Guillermo Vilas has been having the type of year most players can only dream about.
He has already won seven tournaments, been runner-up in three others, and inserted a large feather in his cap by defeating Ivan Lendl and Jimmy Connors twice each. About all that's missing is a major championship, and there's still time to take care of that when the US Open begins later this month.
His name, however, probably won't be mentioned as prominently as that of three-time champion John McEnroe, Wimbledon winner Jimmy Connors, or even Ivan Lendl. This is because, quite frankly, Guillermo may have been a little off his game the last several years. Also, he has always been considered much more dangerous on clay than on faster surfaces. But he's been playing so well lately that he may be ready to pull a few surprises -- even on the asphalt-like surface on which the US Open is now contested.
''Once you start working, there comes the time when sooner or later everything comes together,'' Vilas said after his recent victory in the US Pro Championships in Boston. ''This year I have been working very hard and have been winning.''
He appears well on his way toward re-establishing himself as one of the game's premier players, as he was in 1977, when he won both the French and US Opens, the latter victory coming in the last year the tournament was played on clay at Forest Hills.
Vilas also won the 1978 Australian Open, a victory he considers particularly significant since it came on grass and thus demonstrated that he doesn't always have to have a clay surface to do well. Since that time, however, he has not dominated the spotlight due to the many successes of Bjorn Borg, and the rise of McEnroe. He ended 1981 holding the No. 6 ranking in the world and even lost his No. 1 ranking in Argentina to fellow countryman Jose-Luis Clerc.
The public first began to take notice of Vilas in 1974, when he won 15 consecutive matches after Wimbledon. His game continued to soar, too, as he won 54 of 60 matches from July through October.
It wasn't only Vilas's tennis that fascinated people, though, but also his thoughtful character off the court.
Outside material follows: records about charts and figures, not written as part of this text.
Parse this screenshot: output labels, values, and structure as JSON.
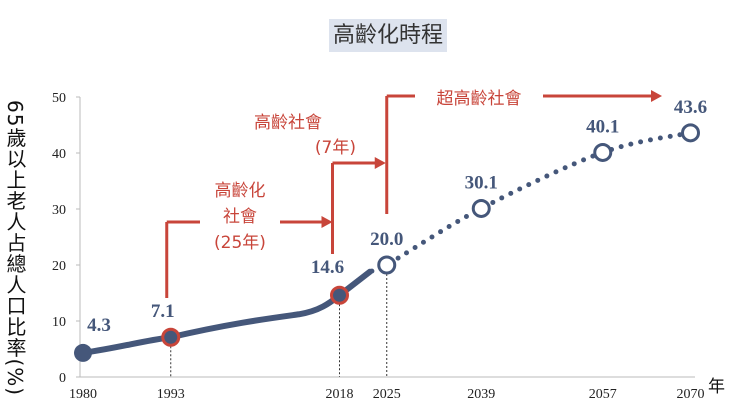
{
  "chart_data": {
    "type": "line",
    "title": "高齡化時程",
    "ylabel": "65歲以上老人占總人口比率(%)",
    "xlabel": "年",
    "ylim": [
      0,
      50
    ],
    "yticks": [
      0,
      10,
      20,
      30,
      40,
      50
    ],
    "x": [
      1980,
      1993,
      2018,
      2025,
      2039,
      2057,
      2070
    ],
    "values": [
      4.3,
      7.1,
      14.6,
      20.0,
      30.1,
      40.1,
      43.6
    ],
    "labels": [
      "4.3",
      "7.1",
      "14.6",
      "20.0",
      "30.1",
      "40.1",
      "43.6"
    ],
    "line_style": "solid through 2018, dotted projection from 2025",
    "marker_styles": [
      "filled",
      "filled-red-ring",
      "filled-red-ring",
      "open",
      "open",
      "open",
      "open"
    ],
    "annotations": [
      {
        "text": [
          "高齡化",
          "社會",
          "(25年)"
        ],
        "from": 1993,
        "to": 2018
      },
      {
        "text": [
          "高齡社會",
          "(7年)"
        ],
        "from": 2018,
        "to": 2025
      },
      {
        "text": [
          "超高齡社會"
        ],
        "from": 2025
      }
    ],
    "colors": {
      "series": "#45577a",
      "annotation": "#c8453a",
      "title_bg": "#dde3ee"
    },
    "grid": false
  }
}
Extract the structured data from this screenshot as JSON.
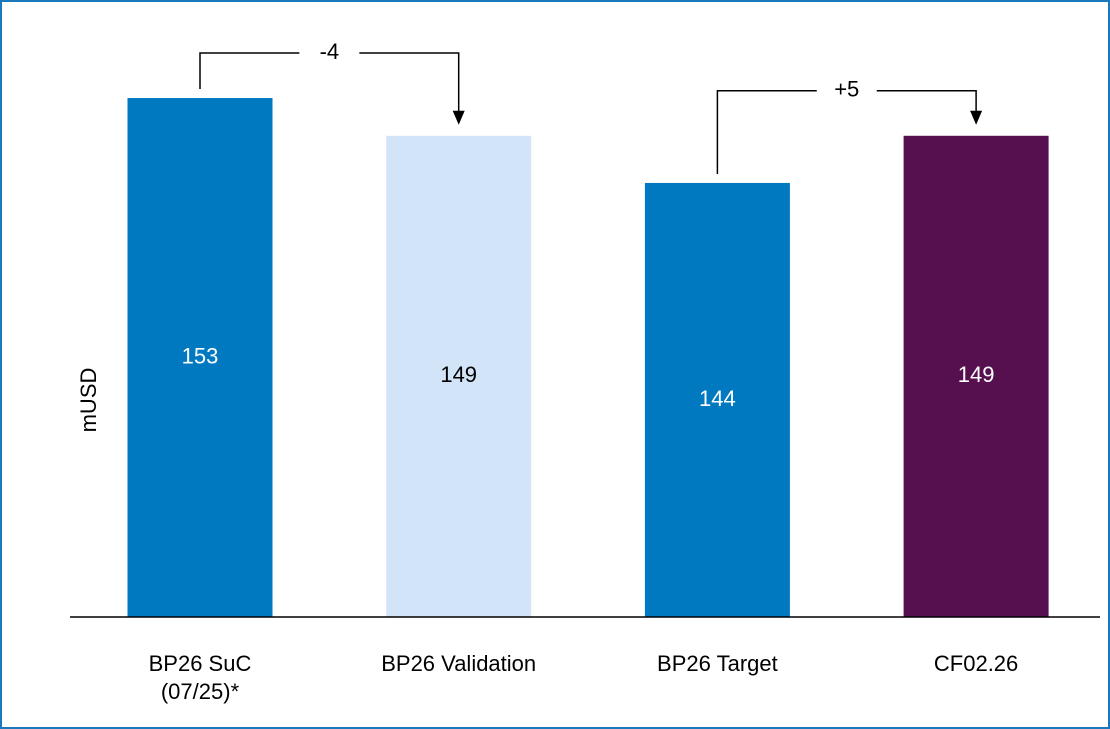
{
  "chart_data": {
    "type": "bar",
    "y_label": "mUSD",
    "categories": [
      "BP26 SuC\n(07/25)*",
      "BP26 Validation",
      "BP26 Target",
      "CF02.26"
    ],
    "values": [
      153,
      149,
      144,
      149
    ],
    "colors": [
      "#0079c1",
      "#d1e4f8",
      "#0079c1",
      "#56104f"
    ],
    "label_colors": [
      "#ffffff",
      "#000000",
      "#ffffff",
      "#ffffff"
    ],
    "ylim": [
      98,
      160
    ],
    "annotations": [
      {
        "text": "-4",
        "from": 0,
        "to": 1
      },
      {
        "text": "+5",
        "from": 2,
        "to": 3
      }
    ]
  }
}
He is an intelligent and sensitive man who has many other interests.
''People forget that tennis is not the most important thing in the world,'' he says. ''To me, people themselves are the most important.''
Vilas speaks softly, yet expressively, about subjects as diverse as religion, music, literature, and tennis. He is knowledgeable about many subjects and obviously eager to learn about many more. His inquisitive nature has led many to say that Guillermo is the most serious, sensitive, and deep-thinking player on the tour. He likes to write (he has a published volume of poetry in Argentina). He has also written song lyrics, and he keeps a journal in which he includes his impressions and thoughts. In the fast-paced life of a tennis pro, he makes time to enjoy, and contemplate, every aspect of his life.
But tennis still remains No. 1 with him. His many hours of work this year appear to have paid off. His game consists of a continual barrage of topspin strokes. He possesses probably the best topspin backhand in the game today, especially when combined effectively with a good slice backhand, and he has the stamina to stay out there as long as he has to in order to wear his opponent down.
Strength is another of Guillermo's assets, and indeed, with his broad shoulders and powerful legs he looks more like a fullback than a tennis pro. He has a good serve, and he hits his groundstrokes hard and deep. He is very agile too, however, covering the court well as he glides smoothly from side to side. And this combination of grace and strength has always made him a gallery favorite.
In talking with Vilas, one can sense the rigors of the tennis world. When asked about his play after his victory at the US Pro Championships last month, he said:
''I am playing well, but the travel and conditions are hard. The only thing that makes it worthwhile day after day, week after week, month after month, is your love for the game. You practice and play all the time. You have to be a fanatic.
''I still love the game though. I think that if tennis becomes a job, then it shows.''
For Vilas, that day has yet to come, for tennis is still as much fun for him to play as it is for his fans to watch.